Reactivity-informed design, synthesis, and Michael addition kinetics of C-ring andrographolide analogs

Abstract

Andrographolide, a labdane diterpenoid lactone natural product extracted from Andrographis paniculata, has demonstrated potent biological activity and therapeutic potential against cancer, Alzheimer's disease, diabetes, and multiple sclerosis. Andrographolide is reported to significantly inhibit the NF-κB signaling pathway, which is active in immune system function and regulation of inflammatory cells. However, andrographolide use is not optimized for human systems. In order to improve upon these aspects, we designed and semi- synthesized a library of andrographolide analogues with modified electronics of the 12,13 unsaturated lactone to increase cytotoxicity via the addition of electron-withdrawing groups, thereby influencing reactivity of the compound. Reactivity of the top piece butenolide warhead was quantified via a time- resolved colorimetric ex vivo Michael addition assay using Elleman’s Method, wherein reduced-glutathione was the electron donor.
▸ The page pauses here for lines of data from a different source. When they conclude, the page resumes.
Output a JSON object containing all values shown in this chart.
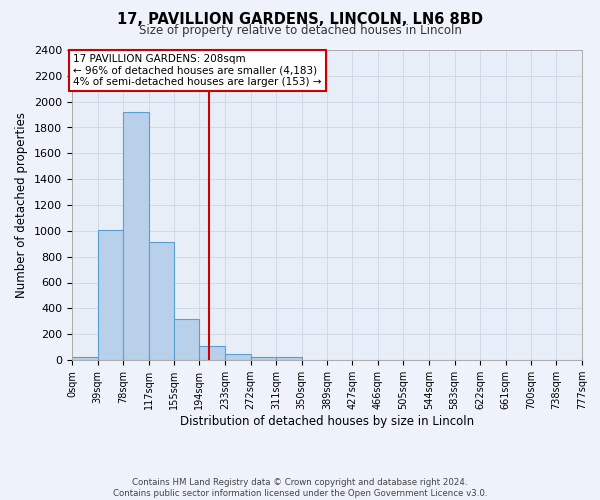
{
  "title_line1": "17, PAVILLION GARDENS, LINCOLN, LN6 8BD",
  "title_line2": "Size of property relative to detached houses in Lincoln",
  "xlabel": "Distribution of detached houses by size in Lincoln",
  "ylabel": "Number of detached properties",
  "bar_edges": [
    0,
    39,
    78,
    117,
    155,
    194,
    233,
    272,
    311,
    350,
    389,
    427,
    466,
    505,
    544,
    583,
    622,
    661,
    700,
    738,
    777
  ],
  "bar_heights": [
    20,
    1010,
    1920,
    910,
    320,
    110,
    50,
    25,
    25,
    0,
    0,
    0,
    0,
    0,
    0,
    0,
    0,
    0,
    0,
    0
  ],
  "bar_color": "#b8d0ea",
  "bar_edge_color": "#5a9fd4",
  "bar_linewidth": 0.8,
  "vline_x": 208,
  "vline_color": "#cc0000",
  "vline_linewidth": 1.5,
  "ylim": [
    0,
    2400
  ],
  "yticks": [
    0,
    200,
    400,
    600,
    800,
    1000,
    1200,
    1400,
    1600,
    1800,
    2000,
    2200,
    2400
  ],
  "annotation_text": "17 PAVILLION GARDENS: 208sqm\n← 96% of detached houses are smaller (4,183)\n4% of semi-detached houses are larger (153) →",
  "annotation_box_color": "#ffffff",
  "annotation_box_edge_color": "#cc0000",
  "grid_color": "#ccd6e8",
  "bg_color": "#e8eef8",
  "footer_text": "Contains HM Land Registry data © Crown copyright and database right 2024.\nContains public sector information licensed under the Open Government Licence v3.0.",
  "tick_labels": [
    "0sqm",
    "39sqm",
    "78sqm",
    "117sqm",
    "155sqm",
    "194sqm",
    "233sqm",
    "272sqm",
    "311sqm",
    "350sqm",
    "389sqm",
    "427sqm",
    "466sqm",
    "505sqm",
    "544sqm",
    "583sqm",
    "622sqm",
    "661sqm",
    "700sqm",
    "738sqm",
    "777sqm"
  ]
}
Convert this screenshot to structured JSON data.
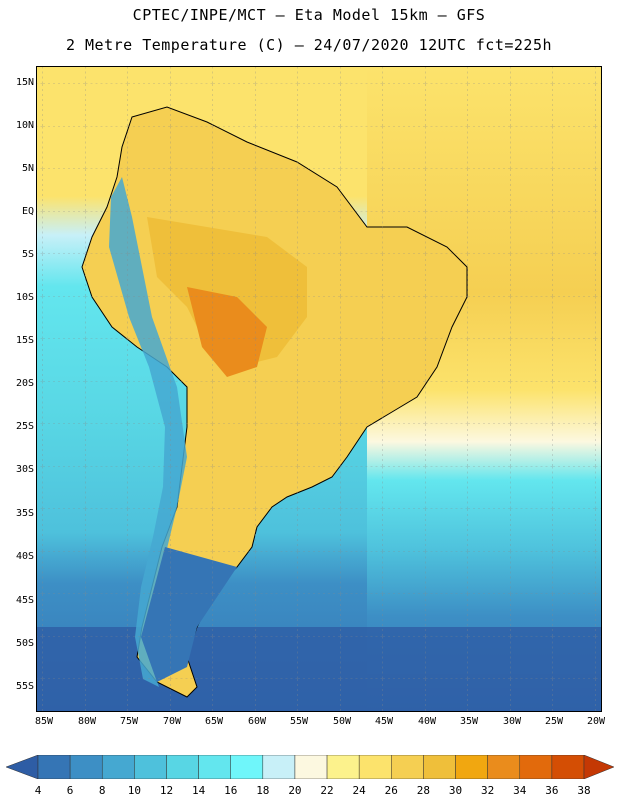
{
  "header": {
    "line1": "CPTEC/INPE/MCT –  Eta Model 15km – GFS",
    "line2": "2 Metre Temperature (C) – 24/07/2020 12UTC fct=225h"
  },
  "map": {
    "region": "South America",
    "variable": "2 Metre Temperature",
    "units": "C",
    "lat_labels": [
      "15N",
      "10N",
      "5N",
      "EQ",
      "5S",
      "10S",
      "15S",
      "20S",
      "25S",
      "30S",
      "35S",
      "40S",
      "45S",
      "50S",
      "55S"
    ],
    "lon_labels": [
      "85W",
      "80W",
      "75W",
      "70W",
      "65W",
      "60W",
      "55W",
      "50W",
      "45W",
      "40W",
      "35W",
      "30W",
      "25W",
      "20W"
    ],
    "lat_range": [
      16.5,
      -59.5
    ],
    "lon_range": [
      -86.0,
      -19.5
    ]
  },
  "colorbar": {
    "levels": [
      "4",
      "6",
      "8",
      "10",
      "12",
      "14",
      "16",
      "18",
      "20",
      "22",
      "24",
      "26",
      "28",
      "30",
      "32",
      "34",
      "36",
      "38"
    ],
    "colors": [
      "#2e5da5",
      "#3575b5",
      "#3d8fc5",
      "#45a8d1",
      "#4ec1dc",
      "#58d6e4",
      "#63e6ee",
      "#6ff6fa",
      "#c8f0f8",
      "#fcf8e0",
      "#fcf28c",
      "#fce36c",
      "#f5cf52",
      "#efbf3a",
      "#f1a710",
      "#ea8c1c",
      "#e26a0c",
      "#d44e04",
      "#c43804"
    ]
  }
}
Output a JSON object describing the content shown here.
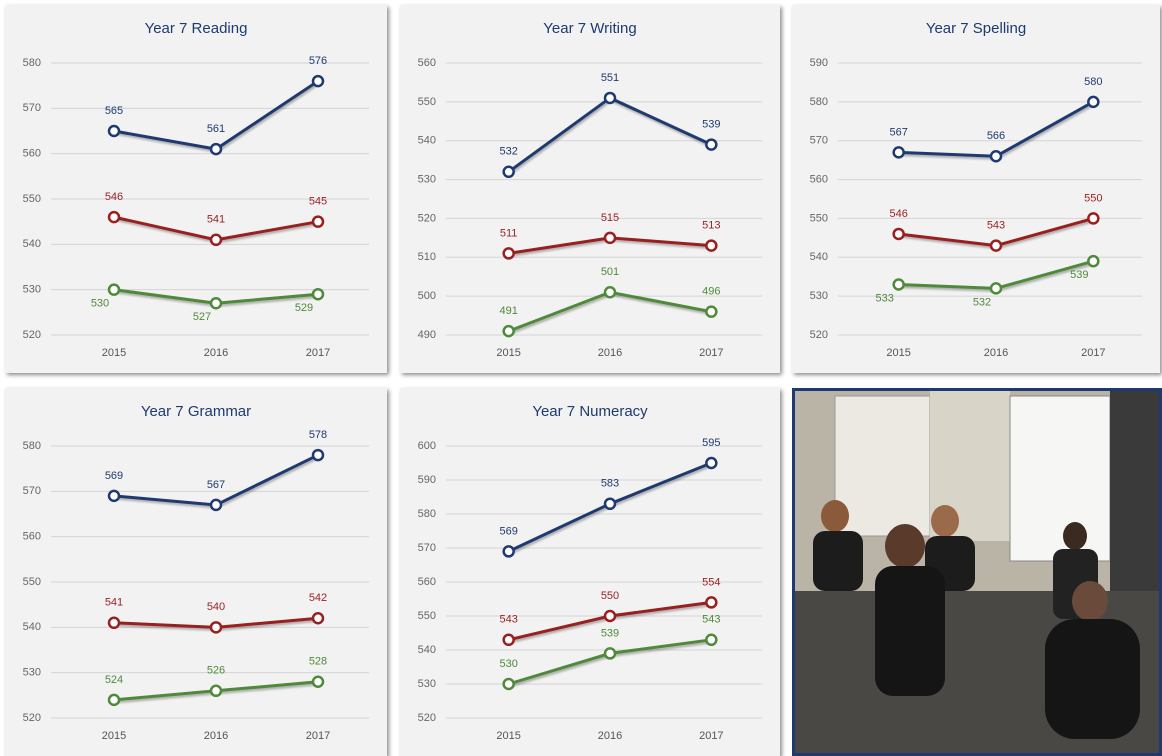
{
  "chart_data": [
    {
      "type": "line",
      "title": "Year 7 Reading",
      "categories": [
        "2015",
        "2016",
        "2017"
      ],
      "ylim": [
        520,
        580
      ],
      "yticks": [
        520,
        530,
        540,
        550,
        560,
        570,
        580
      ],
      "grid": true,
      "series": [
        {
          "color": "#1f3a70",
          "values": [
            565,
            561,
            576
          ]
        },
        {
          "color": "#9a1f1f",
          "values": [
            546,
            541,
            545
          ]
        },
        {
          "color": "#4f8a3a",
          "values": [
            530,
            527,
            529
          ]
        }
      ]
    },
    {
      "type": "line",
      "title": "Year 7 Writing",
      "categories": [
        "2015",
        "2016",
        "2017"
      ],
      "ylim": [
        490,
        560
      ],
      "yticks": [
        490,
        500,
        510,
        520,
        530,
        540,
        550,
        560
      ],
      "grid": true,
      "series": [
        {
          "color": "#1f3a70",
          "values": [
            532,
            551,
            539
          ]
        },
        {
          "color": "#9a1f1f",
          "values": [
            511,
            515,
            513
          ]
        },
        {
          "color": "#4f8a3a",
          "values": [
            491,
            501,
            496
          ]
        }
      ]
    },
    {
      "type": "line",
      "title": "Year 7 Spelling",
      "categories": [
        "2015",
        "2016",
        "2017"
      ],
      "ylim": [
        520,
        590
      ],
      "yticks": [
        520,
        530,
        540,
        550,
        560,
        570,
        580,
        590
      ],
      "grid": true,
      "series": [
        {
          "color": "#1f3a70",
          "values": [
            567,
            566,
            580
          ]
        },
        {
          "color": "#9a1f1f",
          "values": [
            546,
            543,
            550
          ]
        },
        {
          "color": "#4f8a3a",
          "values": [
            533,
            532,
            539
          ]
        }
      ]
    },
    {
      "type": "line",
      "title": "Year 7 Grammar",
      "categories": [
        "2015",
        "2016",
        "2017"
      ],
      "ylim": [
        520,
        580
      ],
      "yticks": [
        520,
        530,
        540,
        550,
        560,
        570,
        580
      ],
      "grid": true,
      "series": [
        {
          "color": "#1f3a70",
          "values": [
            569,
            567,
            578
          ]
        },
        {
          "color": "#9a1f1f",
          "values": [
            541,
            540,
            542
          ]
        },
        {
          "color": "#4f8a3a",
          "values": [
            524,
            526,
            528
          ]
        }
      ]
    },
    {
      "type": "line",
      "title": "Year 7 Numeracy",
      "categories": [
        "2015",
        "2016",
        "2017"
      ],
      "ylim": [
        520,
        600
      ],
      "yticks": [
        520,
        530,
        540,
        550,
        560,
        570,
        580,
        590,
        600
      ],
      "grid": true,
      "series": [
        {
          "color": "#1f3a70",
          "values": [
            569,
            583,
            595
          ]
        },
        {
          "color": "#9a1f1f",
          "values": [
            543,
            550,
            554
          ]
        },
        {
          "color": "#4f8a3a",
          "values": [
            530,
            539,
            543
          ]
        }
      ]
    }
  ]
}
The results demonstrate that the installation of an acetate ester at C14 did not result in greater Michael acceptor reactivity, whereas changing the electrophile to C14 with a C11-C12 alkene resulted in a significantly higher rate of reaction with glutathione. Further, computational studies were employed to model the Michael addition energetic pathways of andrographolide and each analog. We found the energetic pathways for all analogs were relatively consistent, suggesting that changes in sterics may play a more significant role in defining Michael addition kinetics. Through understanding the kinetic mechanisms of the Michael acceptor pharmacophore in andrographolide, we hope to further inform directed semisyntheses in order to optimize this incredibly potent natural product for clinical use.